- Born: June 28, 1941 Seattle, Washington, US
- Died: March 5, 2003 (aged 61) Los Angeles, California, US

= George Miller (comedian) =

Comedian

George Miller (June 28, 1941 – March 5, 2003), born George Wade Dornberger, was an American stand-up comedian.

Greatly influenced by comedian Mort Sahl, Miller first performed standup at age 21, starting in Seattle and eventually in the late 1960s moving onto Southern California and Los Angeles comedy clubs, making his network television debut on The Tonight Show in 1976.
Thereafter he appeared regularly on TV talk programs, including The Mike Douglas Show, Dinah!, and many others. Miller was a guest on NBC's Late Night with David Letterman and CBS' Late Show with David Letterman 56 times in two decades. He was a "clean comic" with a sardonic wit. Making references to show business or current events, Miller was a "comedian’s comic", writing what David Letterman described as “very funny, intelligently constructed jokes, rather than comic musings.” PBS in Seattle shot a special called Funny Business with George Miller, following the comedian on the road, including to a taping of Letterman. The special was a first to look close-up on a life in the comedy “front lines,” and featured interviews with Letterman, as well as his mother and his long-term partner and manager. He acted as guest host for Joan Rivers on Fox’s The Late Show with Clint Holmes as his sidekick. He was a fiercely loyal friend to many in the West Coast comedy scene who later enjoyed tremendous success, including David Letterman, Robin Williams, Jay Leno and Jerry Seinfeld.
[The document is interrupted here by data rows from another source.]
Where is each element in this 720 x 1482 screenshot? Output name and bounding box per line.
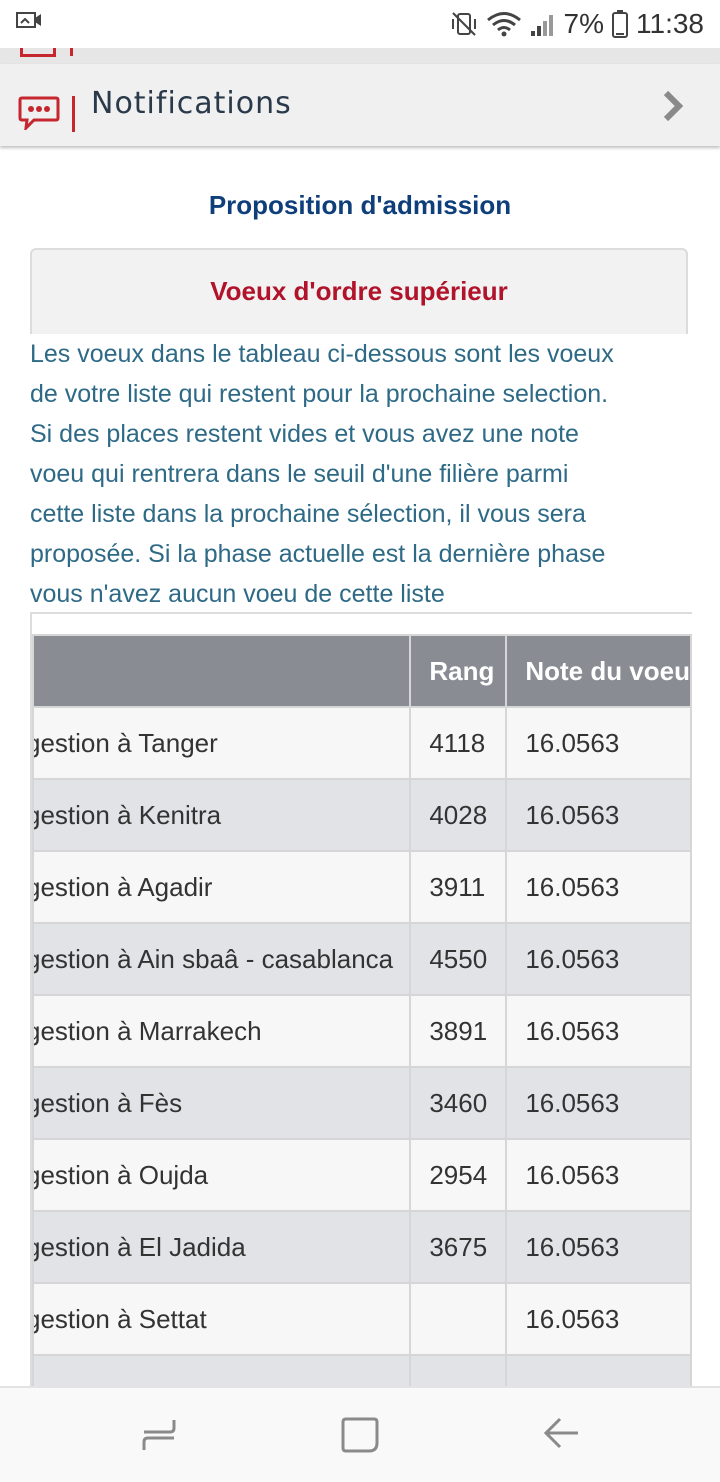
description-line: proposée. Si la phase actuelle est la de… xyxy=(30,540,606,568)
mute-vibrate-icon xyxy=(451,12,476,36)
filiere-text: gestion à Settat xyxy=(33,1303,207,1334)
cell-filiere: gestion à Oujda xyxy=(32,1138,412,1212)
chevron-right-icon xyxy=(663,90,684,122)
filiere-text: gestion à Kenitra xyxy=(33,799,222,830)
description-line: Les voeux dans le tableau ci-dessous son… xyxy=(30,340,614,368)
wishes-table: Rang Note du voeu gestion à Tanger 4118 16… xyxy=(32,634,692,1390)
cell-filiere: gestion à Settat xyxy=(32,1282,412,1356)
description-paragraph: Les voeux dans le tableau ci-dessous son… xyxy=(30,334,690,614)
cell-note: 16.0563 xyxy=(505,922,692,996)
cell-filiere: gestion à El Jadida xyxy=(32,1210,412,1284)
column-header-name[interactable] xyxy=(32,634,412,708)
cell-rang: 4118 xyxy=(409,706,508,780)
cell-note: 16.0563 xyxy=(505,1282,692,1356)
description-line: cette liste dans la prochaine sélection,… xyxy=(30,500,586,528)
wishes-table-container[interactable]: Rang Note du voeu gestion à Tanger 4118 16… xyxy=(30,612,692,1390)
filiere-text: gestion à Fès xyxy=(33,1087,183,1118)
screen-cast-icon xyxy=(16,12,41,28)
cell-rang: 3675 xyxy=(409,1210,508,1284)
table-row[interactable]: gestion à El Jadida 3675 16.0563 xyxy=(32,1210,692,1284)
table-row[interactable]: gestion à Fès 3460 16.0563 xyxy=(32,1066,692,1140)
column-header-rang[interactable]: Rang xyxy=(409,634,508,708)
cell-filiere: gestion à Kenitra xyxy=(32,778,412,852)
cell-note: 16.0563 xyxy=(505,1210,692,1284)
cell-rang xyxy=(409,1354,508,1390)
menu-icon-fragment xyxy=(20,48,56,57)
panel-heading: Voeux d'ordre supérieur xyxy=(210,276,508,306)
cell-note: 16.0563 xyxy=(505,850,692,924)
chat-bubble-icon xyxy=(18,96,60,130)
panel-header: Voeux d'ordre supérieur xyxy=(30,248,688,334)
cell-note: 16.0563 xyxy=(505,994,692,1068)
filiere-text: gestion à El Jadida xyxy=(33,1231,246,1262)
cell-note: 16.0563 xyxy=(505,778,692,852)
cell-rang: 4550 xyxy=(409,922,508,996)
status-bar: 7% 11:38 xyxy=(0,0,720,48)
cell-rang: 4028 xyxy=(409,778,508,852)
recent-apps-icon[interactable] xyxy=(140,1416,178,1452)
wifi-icon xyxy=(486,12,521,37)
description-line: Si des places restent vides et vous avez… xyxy=(30,420,579,448)
page-title: Proposition d'admission xyxy=(208,190,512,220)
cell-filiere: gestion à Ain sbaâ - casablanca xyxy=(32,922,412,996)
cell-rang: 3891 xyxy=(409,994,508,1068)
cell-rang: 2954 xyxy=(409,1138,508,1212)
description-line: voeu qui rentrera dans le seuil d'une fi… xyxy=(30,460,569,488)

Miller died in 2003 aged 61 at UCLA Medical Center after a long bout with leukemia, from a blood clot in his brain. Letterman reportedly paid for Miller's medical expenses throughout his battle with leukemia, including a major donation to UCLA so Miller could be admitted into an experimental treatment program. Letterman also paid for Miller's funeral expenses (though was unable to attend due to being hospitalized for a severe case of shingles).